Researchers commonly need to extract proteins for a wide range of downstream assays. Total protein extraction is not a complex or challenging technique. But for some special purposes, a researcher may need to obtain proteins from only certain parts of whole cells; such as nuclear proteins. Use of nuclear extracts may be essential for some gene regulation studies. Extracting different fractions from whole cell lysates may be quite challenging. However, there are some nicely designed kits for these purposes. We have used Pierce’s NE-PER nuclear and cytoplasmic extraction kit. This kit is designed for extracting 50 cell pellet fractions. It includes cytoplasmic extraction reagent I (CER I), cytoplasmic extraction reagent II (CER II) and nuclear extraction reagent (NER). The kit should be stored at 4ºC.
The NE-PER Reagents first lyse the cell membrane while maintaining the nuclear compartment thus, recovering the nucleus intact. And then you extract nuclear proteins separately. Nuclear extracts and cytoplasmic protein fractions can be used directly in a variety of downstream applications such as Western blotting, reporter gene assays, enzyme activity assays, and gel shift assays. The kit is convenient for extractions from tissue.

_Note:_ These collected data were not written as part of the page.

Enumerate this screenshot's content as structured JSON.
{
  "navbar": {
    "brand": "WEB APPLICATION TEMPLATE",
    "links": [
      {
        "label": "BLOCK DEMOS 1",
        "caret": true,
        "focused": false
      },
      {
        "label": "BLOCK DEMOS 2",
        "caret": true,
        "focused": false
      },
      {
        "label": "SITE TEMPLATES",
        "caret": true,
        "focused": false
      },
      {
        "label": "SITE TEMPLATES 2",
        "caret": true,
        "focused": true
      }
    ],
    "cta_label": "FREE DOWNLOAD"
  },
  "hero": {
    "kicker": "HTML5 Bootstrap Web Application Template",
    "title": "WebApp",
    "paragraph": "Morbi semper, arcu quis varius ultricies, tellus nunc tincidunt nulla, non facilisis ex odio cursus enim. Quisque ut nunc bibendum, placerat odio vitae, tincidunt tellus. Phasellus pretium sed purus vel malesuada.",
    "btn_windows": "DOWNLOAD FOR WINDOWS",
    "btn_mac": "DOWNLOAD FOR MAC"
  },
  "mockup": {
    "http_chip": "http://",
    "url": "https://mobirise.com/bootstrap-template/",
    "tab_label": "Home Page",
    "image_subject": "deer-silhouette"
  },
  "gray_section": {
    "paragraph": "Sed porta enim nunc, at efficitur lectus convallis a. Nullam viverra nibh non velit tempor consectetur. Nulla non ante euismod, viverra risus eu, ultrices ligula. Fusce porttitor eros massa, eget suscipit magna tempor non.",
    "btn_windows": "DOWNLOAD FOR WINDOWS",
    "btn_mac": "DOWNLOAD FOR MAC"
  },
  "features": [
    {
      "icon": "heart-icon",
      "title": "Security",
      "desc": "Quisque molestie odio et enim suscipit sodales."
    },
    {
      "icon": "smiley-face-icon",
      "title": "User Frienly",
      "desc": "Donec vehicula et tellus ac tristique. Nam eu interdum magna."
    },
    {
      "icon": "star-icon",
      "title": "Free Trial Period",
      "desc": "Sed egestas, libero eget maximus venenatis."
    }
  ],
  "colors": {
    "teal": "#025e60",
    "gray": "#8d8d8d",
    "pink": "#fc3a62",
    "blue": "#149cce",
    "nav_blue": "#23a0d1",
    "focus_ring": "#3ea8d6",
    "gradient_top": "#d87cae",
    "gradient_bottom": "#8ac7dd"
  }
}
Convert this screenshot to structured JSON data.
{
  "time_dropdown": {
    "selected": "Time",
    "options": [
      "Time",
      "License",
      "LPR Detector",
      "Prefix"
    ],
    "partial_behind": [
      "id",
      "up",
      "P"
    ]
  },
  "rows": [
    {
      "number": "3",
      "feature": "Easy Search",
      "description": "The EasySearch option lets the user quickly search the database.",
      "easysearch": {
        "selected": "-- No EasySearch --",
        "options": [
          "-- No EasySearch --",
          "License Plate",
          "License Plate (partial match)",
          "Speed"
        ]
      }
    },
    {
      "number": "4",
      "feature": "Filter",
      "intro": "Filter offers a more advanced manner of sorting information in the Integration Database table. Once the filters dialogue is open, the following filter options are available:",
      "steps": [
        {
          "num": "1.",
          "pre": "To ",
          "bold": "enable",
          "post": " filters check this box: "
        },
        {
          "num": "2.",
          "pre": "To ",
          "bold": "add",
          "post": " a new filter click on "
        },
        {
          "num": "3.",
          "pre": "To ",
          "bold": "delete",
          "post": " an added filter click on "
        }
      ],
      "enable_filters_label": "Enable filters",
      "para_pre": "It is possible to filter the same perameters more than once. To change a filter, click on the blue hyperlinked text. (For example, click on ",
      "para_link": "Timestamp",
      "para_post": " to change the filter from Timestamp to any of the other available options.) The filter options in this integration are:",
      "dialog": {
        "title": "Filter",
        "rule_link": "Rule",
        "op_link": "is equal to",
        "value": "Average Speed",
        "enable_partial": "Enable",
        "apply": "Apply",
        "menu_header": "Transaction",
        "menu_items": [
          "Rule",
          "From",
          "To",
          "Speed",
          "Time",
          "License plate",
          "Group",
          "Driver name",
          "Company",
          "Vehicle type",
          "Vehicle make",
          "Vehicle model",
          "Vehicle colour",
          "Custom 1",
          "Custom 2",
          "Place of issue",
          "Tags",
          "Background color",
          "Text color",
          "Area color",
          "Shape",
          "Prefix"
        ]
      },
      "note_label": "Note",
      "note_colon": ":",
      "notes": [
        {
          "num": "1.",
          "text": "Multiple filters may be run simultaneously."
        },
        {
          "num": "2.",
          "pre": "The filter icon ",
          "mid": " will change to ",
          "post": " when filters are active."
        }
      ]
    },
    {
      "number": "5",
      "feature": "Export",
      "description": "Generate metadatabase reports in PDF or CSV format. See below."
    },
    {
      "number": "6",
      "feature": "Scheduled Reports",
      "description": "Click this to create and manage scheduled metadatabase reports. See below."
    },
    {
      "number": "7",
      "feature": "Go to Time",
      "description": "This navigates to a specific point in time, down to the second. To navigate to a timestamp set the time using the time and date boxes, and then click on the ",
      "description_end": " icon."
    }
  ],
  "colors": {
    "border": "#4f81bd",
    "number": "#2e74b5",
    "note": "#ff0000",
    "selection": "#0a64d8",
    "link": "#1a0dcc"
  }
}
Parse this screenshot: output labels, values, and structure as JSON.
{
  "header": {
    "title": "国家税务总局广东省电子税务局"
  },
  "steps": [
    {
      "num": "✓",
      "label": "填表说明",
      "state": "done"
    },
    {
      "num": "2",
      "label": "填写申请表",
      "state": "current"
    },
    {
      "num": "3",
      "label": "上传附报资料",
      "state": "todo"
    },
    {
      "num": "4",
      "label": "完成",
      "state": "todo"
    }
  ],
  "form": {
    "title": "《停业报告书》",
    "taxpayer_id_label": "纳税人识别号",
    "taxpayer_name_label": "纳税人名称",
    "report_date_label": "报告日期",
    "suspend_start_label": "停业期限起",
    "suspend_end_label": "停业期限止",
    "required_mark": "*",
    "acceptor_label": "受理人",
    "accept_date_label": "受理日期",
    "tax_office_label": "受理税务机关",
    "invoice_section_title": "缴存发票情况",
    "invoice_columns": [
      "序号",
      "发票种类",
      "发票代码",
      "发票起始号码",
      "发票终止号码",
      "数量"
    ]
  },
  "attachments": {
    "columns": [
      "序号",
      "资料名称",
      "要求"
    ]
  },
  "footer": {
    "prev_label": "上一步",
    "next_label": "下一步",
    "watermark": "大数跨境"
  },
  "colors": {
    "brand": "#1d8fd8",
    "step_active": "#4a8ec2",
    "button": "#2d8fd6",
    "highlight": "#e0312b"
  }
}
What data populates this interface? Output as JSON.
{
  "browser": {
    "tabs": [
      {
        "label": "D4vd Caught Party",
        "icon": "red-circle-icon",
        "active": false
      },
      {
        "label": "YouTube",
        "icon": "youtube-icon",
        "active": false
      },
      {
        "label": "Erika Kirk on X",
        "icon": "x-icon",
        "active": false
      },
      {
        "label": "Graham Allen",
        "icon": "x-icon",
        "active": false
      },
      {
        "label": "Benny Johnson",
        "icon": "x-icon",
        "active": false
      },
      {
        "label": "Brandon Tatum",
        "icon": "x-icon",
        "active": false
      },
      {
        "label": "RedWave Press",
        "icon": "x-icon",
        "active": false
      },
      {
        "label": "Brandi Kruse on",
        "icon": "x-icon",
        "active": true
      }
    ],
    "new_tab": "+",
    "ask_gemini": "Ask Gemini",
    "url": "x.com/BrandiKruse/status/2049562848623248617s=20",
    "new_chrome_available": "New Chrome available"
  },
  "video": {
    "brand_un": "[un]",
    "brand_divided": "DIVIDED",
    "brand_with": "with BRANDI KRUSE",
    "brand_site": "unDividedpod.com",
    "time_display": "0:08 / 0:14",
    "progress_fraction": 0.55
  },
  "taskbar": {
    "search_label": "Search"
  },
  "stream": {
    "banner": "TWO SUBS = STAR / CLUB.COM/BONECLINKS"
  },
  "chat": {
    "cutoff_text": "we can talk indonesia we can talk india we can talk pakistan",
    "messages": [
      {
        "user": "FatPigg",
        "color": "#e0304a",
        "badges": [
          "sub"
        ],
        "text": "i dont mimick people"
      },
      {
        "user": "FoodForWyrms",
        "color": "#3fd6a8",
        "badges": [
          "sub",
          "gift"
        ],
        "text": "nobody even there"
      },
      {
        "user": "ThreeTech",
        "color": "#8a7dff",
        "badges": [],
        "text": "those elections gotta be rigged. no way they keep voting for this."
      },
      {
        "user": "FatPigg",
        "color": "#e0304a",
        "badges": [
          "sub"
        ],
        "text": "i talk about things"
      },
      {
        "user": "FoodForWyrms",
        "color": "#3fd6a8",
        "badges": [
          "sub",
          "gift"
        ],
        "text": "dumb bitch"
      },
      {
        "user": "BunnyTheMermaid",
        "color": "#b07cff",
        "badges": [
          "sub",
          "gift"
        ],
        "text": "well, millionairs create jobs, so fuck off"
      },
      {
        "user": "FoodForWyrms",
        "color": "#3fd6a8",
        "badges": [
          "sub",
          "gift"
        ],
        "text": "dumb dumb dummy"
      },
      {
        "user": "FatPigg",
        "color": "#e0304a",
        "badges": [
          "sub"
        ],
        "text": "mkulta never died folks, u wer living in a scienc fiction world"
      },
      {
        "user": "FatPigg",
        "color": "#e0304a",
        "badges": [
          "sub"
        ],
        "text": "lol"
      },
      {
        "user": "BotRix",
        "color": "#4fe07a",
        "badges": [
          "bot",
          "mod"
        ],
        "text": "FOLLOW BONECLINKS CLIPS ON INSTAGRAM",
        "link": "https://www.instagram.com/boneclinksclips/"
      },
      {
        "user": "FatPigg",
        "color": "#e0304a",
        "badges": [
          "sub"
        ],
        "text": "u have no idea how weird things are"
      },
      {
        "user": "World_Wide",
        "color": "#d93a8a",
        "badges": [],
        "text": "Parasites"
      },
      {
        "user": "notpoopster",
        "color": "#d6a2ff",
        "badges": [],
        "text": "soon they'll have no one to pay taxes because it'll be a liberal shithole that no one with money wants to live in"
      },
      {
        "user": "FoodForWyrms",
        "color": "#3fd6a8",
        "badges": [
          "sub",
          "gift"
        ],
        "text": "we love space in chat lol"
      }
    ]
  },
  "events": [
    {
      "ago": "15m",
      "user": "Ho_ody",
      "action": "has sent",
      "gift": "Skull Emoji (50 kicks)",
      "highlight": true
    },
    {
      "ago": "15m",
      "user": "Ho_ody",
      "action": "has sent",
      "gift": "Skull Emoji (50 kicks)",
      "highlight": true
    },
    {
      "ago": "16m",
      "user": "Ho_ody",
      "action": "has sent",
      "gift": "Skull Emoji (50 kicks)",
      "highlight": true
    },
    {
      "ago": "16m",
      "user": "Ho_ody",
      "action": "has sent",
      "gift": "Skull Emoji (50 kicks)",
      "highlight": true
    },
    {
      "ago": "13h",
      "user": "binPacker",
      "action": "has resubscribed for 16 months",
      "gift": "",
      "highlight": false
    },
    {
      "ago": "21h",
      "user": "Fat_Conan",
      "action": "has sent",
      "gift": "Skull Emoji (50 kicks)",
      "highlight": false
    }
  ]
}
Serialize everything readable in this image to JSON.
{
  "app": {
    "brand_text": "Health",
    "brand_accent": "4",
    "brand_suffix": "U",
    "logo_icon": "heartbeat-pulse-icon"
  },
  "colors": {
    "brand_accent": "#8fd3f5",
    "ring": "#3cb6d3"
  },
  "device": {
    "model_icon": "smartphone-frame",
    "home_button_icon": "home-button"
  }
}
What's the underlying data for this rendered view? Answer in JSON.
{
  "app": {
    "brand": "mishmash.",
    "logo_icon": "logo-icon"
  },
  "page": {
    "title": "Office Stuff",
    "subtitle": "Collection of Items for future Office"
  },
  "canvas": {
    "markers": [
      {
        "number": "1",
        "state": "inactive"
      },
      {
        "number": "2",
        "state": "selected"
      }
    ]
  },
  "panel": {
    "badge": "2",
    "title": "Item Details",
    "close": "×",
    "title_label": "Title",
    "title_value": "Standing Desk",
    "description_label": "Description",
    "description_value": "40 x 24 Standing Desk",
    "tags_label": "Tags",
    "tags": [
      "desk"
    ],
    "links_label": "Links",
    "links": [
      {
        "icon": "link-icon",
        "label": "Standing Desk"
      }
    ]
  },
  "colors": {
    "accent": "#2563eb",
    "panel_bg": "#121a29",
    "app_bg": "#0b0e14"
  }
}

The kit does not support using a protease inhibitor. However, I would recommend using it. You should add the protease inhibitor to CER I and NER from concentrated stocks. To begin with, you may use different volumes of packed cell volumes; you should adjust the substrate volumes carefully. The manual provides a table for this adjustment.
First you obtain the cell pellet, all centrifugation steps must be at 4ºC. After discarding the supernatant carefully, add CER I to the cell pellet. Then vortex the tube vigorously for 15 seconds in order to fully resuspend the cell pellet. Incubate the tube on ice for 10 minutes. The next step is adding ice cold CER II to the mix. Again, vortex the tube for 5 seconds and incubate on ice for one minute. After vortexing for another 5 seconds, centrifuge the tubes for 5 minutes at full speed in a microcentrifuge. Then immediately transfer the supernatant to a clean, pre-chilled tube. This supernatant contains cytoplasmic extract; the pellet contains intact nucleus. Resuspend the pellet in ice-cold NER, then vortex vigorously and put on ice. Continue vortexing for 15 seconds every 10 minutes for a total of 40 minutes, then centrifuge. This time, the supernatant contains nuclear proteins; transfer the supe to a clean tube. As expected, you should store all extracts at -80ºC.
Cytoplasmic and nuclear extracts can be used for many downstream assays. Since your protein may be in present in low concentrations in the cell, I recommend dialyzing the nuclear extract in order to concentrate the nuclear extract. Especially if you encounter problems in downstream assays, you should remove excess salt by dialyzing. The detergent in the reagents, however, is not dialyzable. These detergents will be primarily in the cytoplasmic fractions.
The procedure is very easy. It is a three-step procedure: Lyse the cell, recover the nucleus intact, extract nuclear proteins. It takes little time, generally less than one and a half hours. We have used this reagent for some cancer cell lines, but we have not yet used it with tissue as starting material. We have performed Western blotting with the extracted proteins and did not encounter any problems regarding protein quality in these experiments. In my opinion, the NE-PER Nuclear and Cytoplasmic Extraction Reagents are valuable for obtaining both cytoplasmic and nuclear proteins from the same set of transfected cells. The yield is compatible for many downstream assays.